Welcome to the 1%J 2014 1%J ADVENT PLAYLIST, in which we attempt to reconcile the simultaneously occurring but often contradictory spirits of Advent season and the “holidays.” It has recently come to our attention that there’s a typo in this introductory paragraph thing, but we are going to leave it because now it is a “tradition,” like that blue streak through the T in “Deckmaster” on the back of Magic Cards.
If there is a genre called “pleasing music” then the late Japanese hip-hop producer Nujabes is surely the king of it. His songs are simple constructions. A repeating sample is fleshed out with soft piano or strings. His drums hold a strict beat and rarely break from their established rhythm. All of the individual pieces of a song work together the same way a wrist-watch does – a dazzlingly complicated set of gears all making a simple tic, tic. There is something, of course, that makes Nujabes more than just “pleasing.” I have often considered his music to be meditative and mysteriously thoughtful in much the same way that Philip Glass or William Basinski are meditative and thoughtful. All three artists thrive on repetition and (usually) pleasant tonalities.

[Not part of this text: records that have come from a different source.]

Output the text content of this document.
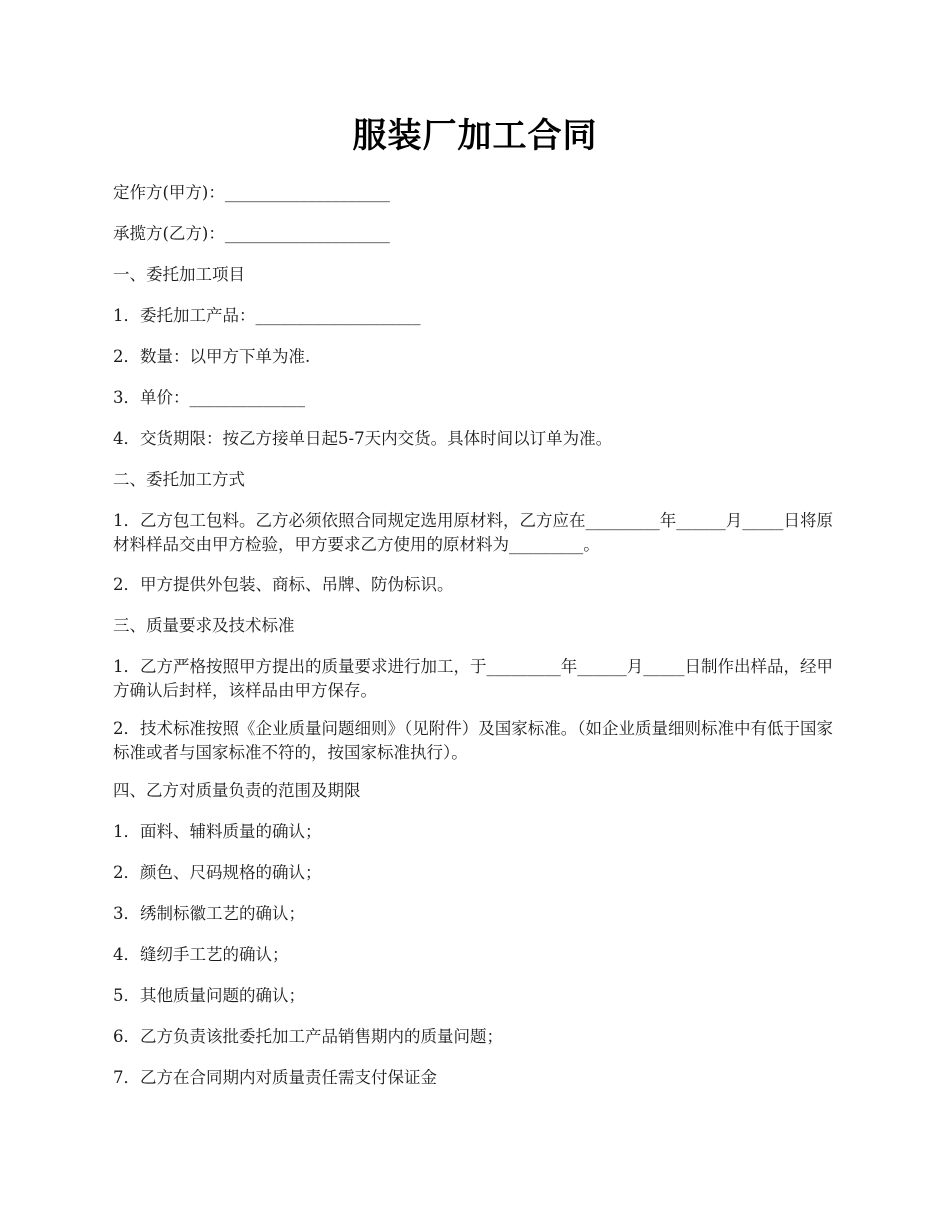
服装厂加工合同
定作方(甲方)：____________________
承揽方(乙方)：____________________
一、委托加工项目
1．委托加工产品：____________________
2．数量：以甲方下单为准.
3．单价：______________
4．交货期限：按乙方接单日起5-7天内交货。具体时间以订单为准。
二、委托加工方式
1．乙方包工包料。乙方必须依照合同规定选用原材料，乙方应在_________年______月_____日将原材料样品交由甲方检验，甲方要求乙方使用的原材料为_________。
2．甲方提供外包装、商标、吊牌、防伪标识。
三、质量要求及技术标准
1．乙方严格按照甲方提出的质量要求进行加工，于_________年______月_____日制作出样品，经甲方确认后封样，该样品由甲方保存。
2．技术标准按照《企业质量问题细则》（见附件）及国家标准。（如企业质量细则标准中有低于国家标准或者与国家标准不符的，按国家标准执行）。
四、乙方对质量负责的范围及期限
1．面料、辅料质量的确认；
2．颜色、尺码规格的确认；
3．绣制标徽工艺的确认；
4．缝纫手工艺的确认；
5．其他质量问题的确认；
6．乙方负责该批委托加工产品销售期内的质量问题；
7．乙方在合同期内对质量责任需支付保证金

While Glass and Basinski often succeed by varying their repetition over extended periods of time, “Aruarian Dance” limits itself to four quick minutes. “Dance” has three main elements – a muted guitar, drum kit and a string section. The muted guitar is anchored by the same consistent back-beat. Strings rise and fall with the culmination of each phrase. Musical relation is simple and elegant. Nothing is out of place. I imagine a world in constant motion. As an observer of this world, I am in constant engagement with the moving world. I am dancing with it even when I am still.
I once wrote a really bad song about coming home from college for the first time. One of the lines was about having things change while pretending they were still the same. I’m no lyrical genius, but I’d like to think I was reaching toward something true. Home, and its traditions, are meant to be anchors in our lives – a way of combating the inevitable march of time and the change that comes with it. Traditions are great for supplying us with comfort and continuity, yet I can’t help but wish that they could flow the same way that “Aruarian Dance” does. Because if something is always supposed to be a certain way, then it follows that there is always something that can go wrong. If your deceased grandfather was always the one to carve the Christmas ham, then something is off when he dies and the tradition is not the same as it was.
“Aruarian Dance” is, in part, an acceptance of this reality. The same themes and ideas are present throughout the entire song, but your experience of those ideas changes with each iteration. To steal a term from Martin Buber, as the music repeats I change and I am able to “stand in relation” to it. I am dancing with it even when I am still. Everything is in its right place because it has no place. You can never be lost. You can never be alone. You are always moving farther and closer to the same point. The only consistency is inconsistency and that is its own kind of tradition.